Une Constitution se doit d’affirmer, et de protéger, les droits individuels fondamentaux, notamment contre les dérives de la puissance publique qui détient le monopole de la force. Dans le cadre de ces fondements individualistes (dans le sens le plus noble du terme), les limites à l’ingérence bruxelloise (par une affirmation claire et à l’endroit du principe de subsidiarité) d’une part et les limites à l’élargissement (on ne saurait accepter dans l’Union un pays européens ne respectant pas les droits individuels) d’autre part, s’imposent d’elles-mêmes. Toutes les constitutions modernes aux U.S.A ou en Suisse affirment leurs fondements individualistes, en garantissant ce droit essentiel : soustraire les individus à l’arbitraire du pouvoir politique qui peut toujours émerger d'une majorité de circonstance. En proclamant de nouveaux droits dits « sociaux », les européens, loin d’étendre et de confirmer les droits individuels, les fragilisent dans leur fondement même, au risque de saper les bases économiques de la démocratie. Sous couvert de « justice sociale » et d’extension des droits sociaux, l’Etat-Providence étend son pouvoir arbitraire sur le fruit du travail des individus, mettant en cause le droit de propriété, la notion de contrat et le sens des responsabilités individuelles, et déclenchant une immigration peu adaptée aux exigences économiques.

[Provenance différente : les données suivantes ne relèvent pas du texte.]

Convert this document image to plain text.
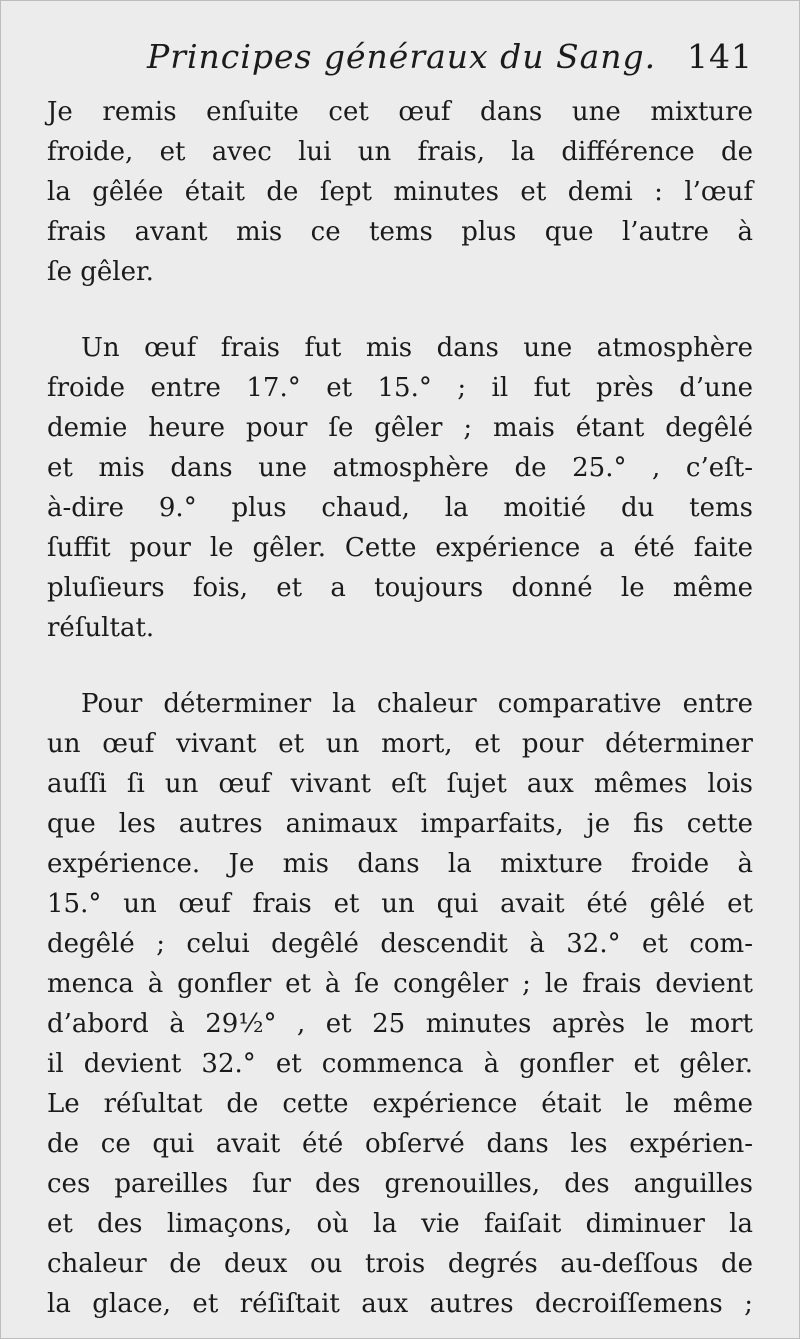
Principes généraux du Sang. 141
Je remis enſuite cet œuf dans une mixture
froide, et avec lui un frais, la différence de
la gêlée était de ſept minutes et demi : l’œuf
frais avant mis ce tems plus que l’autre à
ſe gêler.
Un œuf frais fut mis dans une atmosphère
froide entre 17.° et 15.° ; il fut près d’une
demie heure pour ſe gêler ; mais étant degêlé
et mis dans une atmosphère de 25.° , c’eſt-
à-dire 9.° plus chaud, la moitié du tems
ſuffit pour le gêler. Cette expérience a été faite
pluſieurs fois, et a toujours donné le même
réſultat.
Pour déterminer la chaleur comparative entre
un œuf vivant et un mort, et pour déterminer
auſſi ſi un œuf vivant eſt ſujet aux mêmes lois
que les autres animaux imparfaits, je fis cette
expérience. Je mis dans la mixture froide à
15.° un œuf frais et un qui avait été gêlé et
degêlé ; celui degêlé descendit à 32.° et com-
menca à gonfler et à ſe congêler ; le frais devient
d’abord à 29½° , et 25 minutes après le mort
il devient 32.° et commenca à gonfler et gêler.
Le réſultat de cette expérience était le même
de ce qui avait été obſervé dans les expérien-
ces pareilles ſur des grenouilles, des anguilles
et des limaçons, où la vie faiſait diminuer la
chaleur de deux ou trois degrés au-deſſous de
la glace, et réſiſtait aux autres decroiſſemens ;
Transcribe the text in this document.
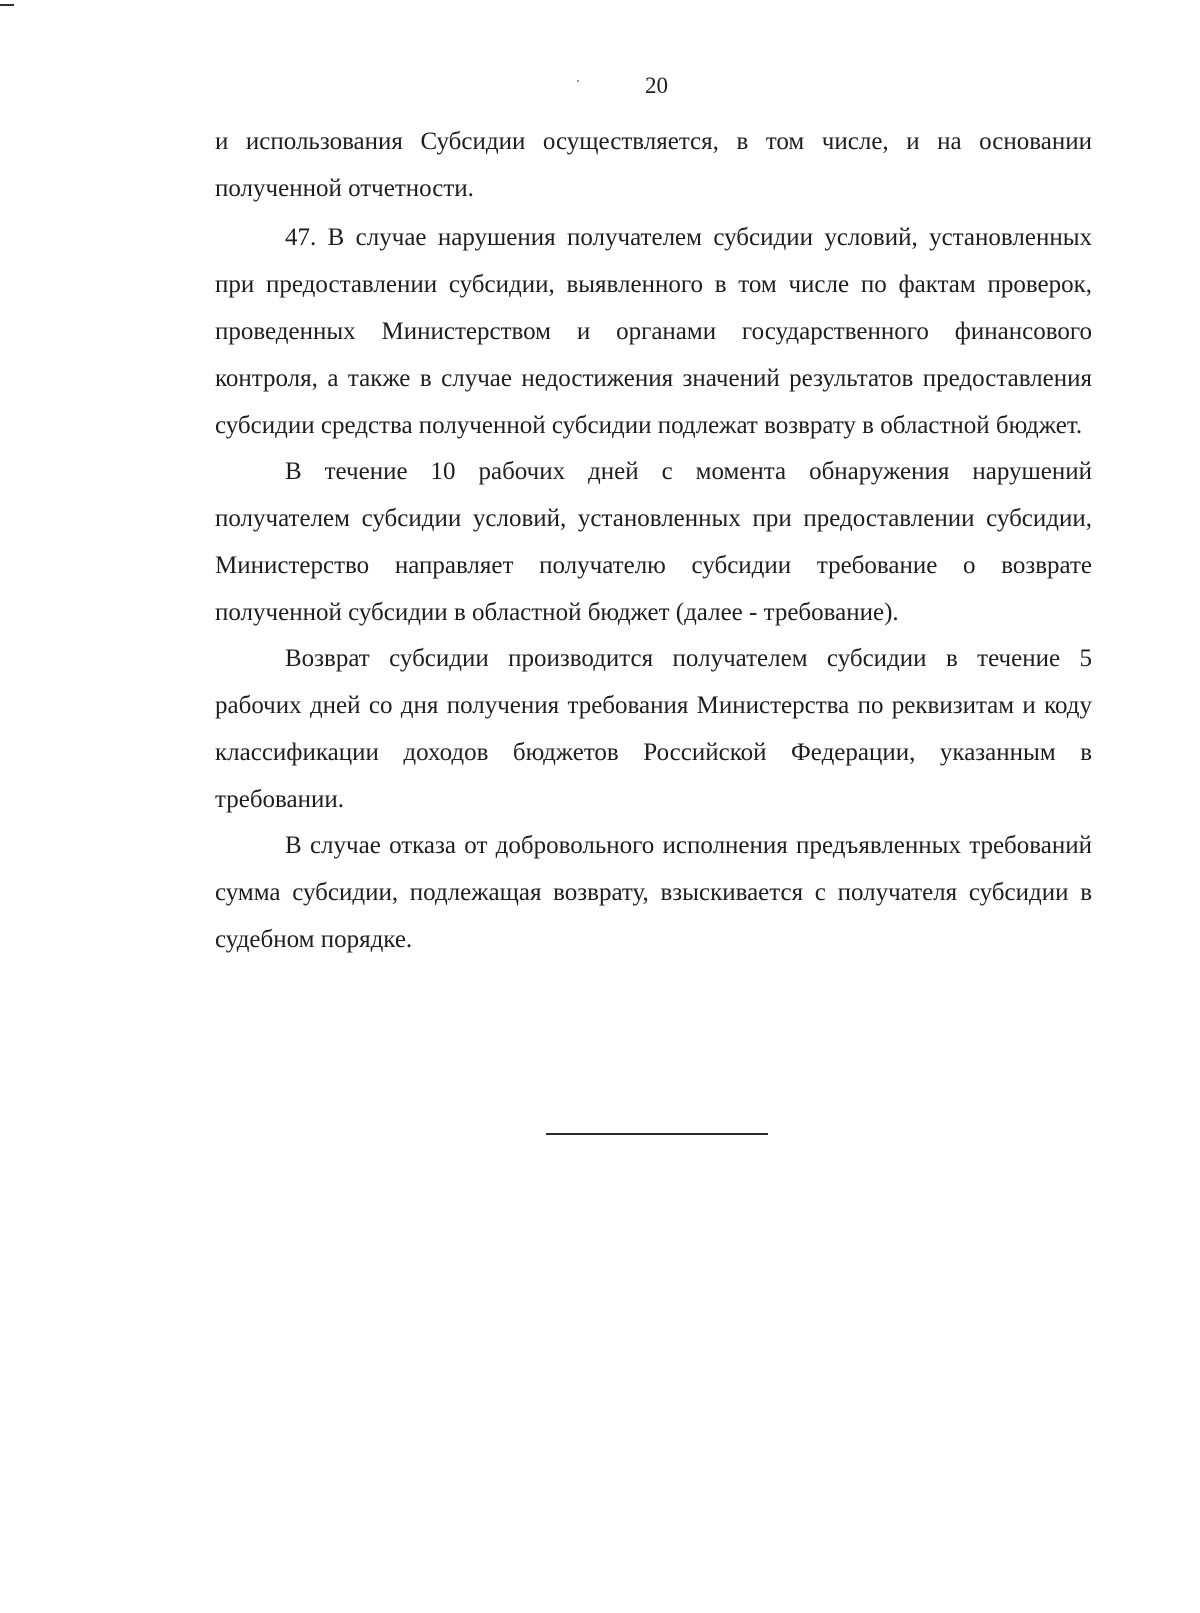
20

и использования Субсидии осуществляется, в том числе, и на основании полученной отчетности.

47. В случае нарушения получателем субсидии условий, установленных при предоставлении субсидии, выявленного в том числе по фактам проверок, проведенных Министерством и органами государственного финансового контроля, а также в случае недостижения значений результатов предоставления субсидии средства полученной субсидии подлежат возврату в областной бюджет.

В течение 10 рабочих дней с момента обнаружения нарушений получателем субсидии условий, установленных при предоставлении субсидии, Министерство направляет получателю субсидии требование о возврате полученной субсидии в областной бюджет (далее - требование).

Возврат субсидии производится получателем субсидии в течение 5 рабочих дней со дня получения требования Министерства по реквизитам и коду классификации доходов бюджетов Российской Федерации, указанным в требовании.

В случае отказа от добровольного исполнения предъявленных требований сумма субсидии, подлежащая возврату, взыскивается с получателя субсидии в судебном порядке.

 La consultation des peuples ne règle aucun problème si elle s’effectue sur une base ambiguë, si elle ne met pas au grand jour ce clivage. Il est tout à l’honneur des dirigeants européens de vouloir faire l’Europe sur un mode pacifique. L’Europe a tant souffert de ses déchirements internes. Mais les questions économiques ne se règlent guère dans les urnes. On peut bien dégager une majorité écrasante contre le chômage, les licenciements ou la "loi du profit", cela ne nous fait pas plus avancer sur la compréhension des phénomènes économiques en général, et du fonctionnement du marché du travail en particulier.

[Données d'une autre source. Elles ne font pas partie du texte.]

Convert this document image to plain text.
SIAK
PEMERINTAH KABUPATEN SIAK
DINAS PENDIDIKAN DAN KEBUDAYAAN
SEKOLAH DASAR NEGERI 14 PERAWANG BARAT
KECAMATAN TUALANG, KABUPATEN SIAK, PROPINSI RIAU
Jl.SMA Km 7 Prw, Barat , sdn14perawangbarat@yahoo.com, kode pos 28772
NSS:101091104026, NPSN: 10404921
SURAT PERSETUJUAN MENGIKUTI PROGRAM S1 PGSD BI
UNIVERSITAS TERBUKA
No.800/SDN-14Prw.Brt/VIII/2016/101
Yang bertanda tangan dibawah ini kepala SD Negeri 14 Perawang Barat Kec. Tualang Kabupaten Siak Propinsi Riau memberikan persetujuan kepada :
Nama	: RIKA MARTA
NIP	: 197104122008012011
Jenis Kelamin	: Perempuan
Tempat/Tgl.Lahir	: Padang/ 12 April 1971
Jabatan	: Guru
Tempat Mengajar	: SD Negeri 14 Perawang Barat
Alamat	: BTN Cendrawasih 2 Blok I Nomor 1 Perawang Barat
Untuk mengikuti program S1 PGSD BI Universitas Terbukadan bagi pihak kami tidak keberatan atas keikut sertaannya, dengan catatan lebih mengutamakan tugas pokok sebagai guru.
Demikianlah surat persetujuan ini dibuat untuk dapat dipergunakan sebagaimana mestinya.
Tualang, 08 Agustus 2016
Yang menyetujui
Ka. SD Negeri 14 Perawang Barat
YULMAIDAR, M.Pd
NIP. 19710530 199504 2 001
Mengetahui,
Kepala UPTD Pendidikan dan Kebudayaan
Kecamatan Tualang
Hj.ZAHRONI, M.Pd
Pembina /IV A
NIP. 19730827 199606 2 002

L’économie a vocation à répondre à des attentes contradictoires qui sont inscrites au plus profond de chacun de nous : le consommateur cherche le prix le plus bas des choses tandis que le producteur en veut le prix le plus élevé ; les créanciers ne veulent pas risquer leur capital tandis que les actionnaires cherchent à en tirer le meilleur rendement ; le consommateur veut conserver sa liberté de choix tandis que le producteur voudrait des clients garantis ; l’employeur recherche la souplesse tandis que l’employé préfère la sécurité… Et nous incarnons tous, tour à tour, ces acteurs économiques que l’économiste sépare en catégories distinctes pour les besoins de l’analyse. S’il fallait régler ces questions, apparemment insolubles, sur un mode démocratique, la machine économique serait bloquée. Connaissez-vous quelqu’un qui soit pour le prix des choses et qui aime payer ses impôts ? Pourtant, les choses ont un prix et les impôts sont nécessaires.

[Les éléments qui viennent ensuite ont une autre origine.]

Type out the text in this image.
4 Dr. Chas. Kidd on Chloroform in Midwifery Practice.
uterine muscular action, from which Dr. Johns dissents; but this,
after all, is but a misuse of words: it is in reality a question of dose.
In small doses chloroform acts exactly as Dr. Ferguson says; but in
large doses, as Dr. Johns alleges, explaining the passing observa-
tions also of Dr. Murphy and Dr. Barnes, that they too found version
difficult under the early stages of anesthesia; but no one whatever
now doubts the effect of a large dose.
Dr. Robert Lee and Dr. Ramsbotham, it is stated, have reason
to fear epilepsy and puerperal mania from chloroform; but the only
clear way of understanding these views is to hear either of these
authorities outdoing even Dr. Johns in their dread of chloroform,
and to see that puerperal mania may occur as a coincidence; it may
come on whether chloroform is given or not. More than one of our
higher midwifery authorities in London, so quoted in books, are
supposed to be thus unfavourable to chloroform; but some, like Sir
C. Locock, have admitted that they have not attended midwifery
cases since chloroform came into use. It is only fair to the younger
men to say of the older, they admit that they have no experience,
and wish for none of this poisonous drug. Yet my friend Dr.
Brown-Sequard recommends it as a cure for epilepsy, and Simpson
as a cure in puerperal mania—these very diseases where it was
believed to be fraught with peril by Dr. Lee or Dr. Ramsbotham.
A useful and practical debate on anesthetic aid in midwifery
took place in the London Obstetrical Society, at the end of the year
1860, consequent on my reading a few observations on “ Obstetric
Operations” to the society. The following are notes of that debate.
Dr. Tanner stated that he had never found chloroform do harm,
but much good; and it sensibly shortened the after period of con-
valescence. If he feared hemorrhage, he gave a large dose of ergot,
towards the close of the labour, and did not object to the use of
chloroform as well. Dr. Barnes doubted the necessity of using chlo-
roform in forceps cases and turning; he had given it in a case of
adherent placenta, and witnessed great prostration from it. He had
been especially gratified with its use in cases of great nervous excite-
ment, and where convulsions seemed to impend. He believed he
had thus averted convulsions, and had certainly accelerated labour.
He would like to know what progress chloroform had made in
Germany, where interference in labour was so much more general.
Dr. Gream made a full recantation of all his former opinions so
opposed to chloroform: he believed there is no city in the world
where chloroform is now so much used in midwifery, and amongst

 Seule l’affirmation et la défense des droits individuels, proclamés dans la déclaration des droits de l’homme, constituent la tâche ultime des institutions dans une nation moderne. Ces institutions doivent être organisées dans le respect du principe sacré de séparation des pouvoirs, selon une architecture précisée par une Constitution. Une Constitution n’a pas d’autres buts, ni d’autres fonctions. Elle ne peut garantir des revenus aux agriculteurs, des primes aux éleveurs, des statuts aux chercheurs, des emplois aux chômeurs, ni édicter des normes industrielles, protéger la technologie européenne, ou encore défendre des droits sociaux dont la définition même est problématique. Une Constitution ainsi réduite à son rôle de socle fondateur est source de paix et de prospérité. Une constitution fourre-tout, qui devient un véritable programme politique se proposant de « changer de société » ou de constituer un « rempart à la mondialisation », est source de conflits et de marasme économiques.